Kent Brockman: "I've said it before, and I'll say it again: democracy simply doesn't work."
The United States is making the best argument ever for Westminster-style Parliamentary democracy:
Decades of gerrymandering have turned most congressional districts into unassailable fortresses for a single party. The real fight for seats in the House of Representatives comes during the primaries, where extremism serves better than moderation.
Constant primaries feeding into fixed elections of some type or another every two years means a constant election cycle, far more so than even Canada's four elections through minority parliaments.
Money is so important to winning that nearly every representative arrives with a full slate of positions bought and paid for, leaving no room to negotiate or think.

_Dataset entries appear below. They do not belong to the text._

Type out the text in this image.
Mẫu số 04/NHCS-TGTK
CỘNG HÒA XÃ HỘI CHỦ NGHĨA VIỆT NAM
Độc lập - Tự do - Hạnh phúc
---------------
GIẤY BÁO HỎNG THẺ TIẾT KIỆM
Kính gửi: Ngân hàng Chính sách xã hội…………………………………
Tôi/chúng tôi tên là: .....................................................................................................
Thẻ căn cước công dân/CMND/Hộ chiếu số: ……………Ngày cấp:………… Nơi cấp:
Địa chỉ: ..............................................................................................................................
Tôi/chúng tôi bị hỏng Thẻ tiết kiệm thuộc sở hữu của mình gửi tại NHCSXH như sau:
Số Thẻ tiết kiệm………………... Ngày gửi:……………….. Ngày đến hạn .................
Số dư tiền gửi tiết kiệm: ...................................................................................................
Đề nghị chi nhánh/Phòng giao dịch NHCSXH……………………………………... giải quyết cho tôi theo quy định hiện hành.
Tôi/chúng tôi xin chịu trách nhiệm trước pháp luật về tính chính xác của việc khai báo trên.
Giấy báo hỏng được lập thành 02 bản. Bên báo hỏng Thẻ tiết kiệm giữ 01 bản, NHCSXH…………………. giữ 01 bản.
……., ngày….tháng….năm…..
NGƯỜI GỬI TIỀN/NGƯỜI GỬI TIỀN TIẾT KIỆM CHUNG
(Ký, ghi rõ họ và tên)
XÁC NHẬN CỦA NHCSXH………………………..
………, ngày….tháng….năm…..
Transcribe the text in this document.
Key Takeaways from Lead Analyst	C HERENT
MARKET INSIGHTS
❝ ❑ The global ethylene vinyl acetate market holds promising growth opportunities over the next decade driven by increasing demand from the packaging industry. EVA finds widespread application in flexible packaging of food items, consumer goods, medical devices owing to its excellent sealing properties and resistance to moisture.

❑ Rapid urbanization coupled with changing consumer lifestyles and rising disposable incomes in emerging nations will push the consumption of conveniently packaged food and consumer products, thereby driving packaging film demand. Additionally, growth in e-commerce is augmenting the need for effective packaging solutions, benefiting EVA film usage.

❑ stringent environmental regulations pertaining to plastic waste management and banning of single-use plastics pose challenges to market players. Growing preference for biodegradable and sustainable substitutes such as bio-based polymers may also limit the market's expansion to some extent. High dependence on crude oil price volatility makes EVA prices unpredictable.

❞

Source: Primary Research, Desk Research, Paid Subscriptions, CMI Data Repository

We complain about the smaller voting role of individual members in our Parliament due to whipped votes, but when every member needs a little juice for his or her state or district in order to vote for this or that piece of legislation, or refuses to see the bigger picture when defense cuts are going to close a Boeing plant where some of their constituents work, you can see why governing to the advantage of every individual congressional district becomes prohibitively expensive.
And so here we sit, watching an unbelievably dangerous game of brinkmanship played out over a decision by the United States Congress to raise the debt ceiling - essentially to agree to pay for the stuff they already bought. I'm not sure what sort of democratic reform could possibly fix this clearly broken system, but I sure hope something does before they pull us all down with them.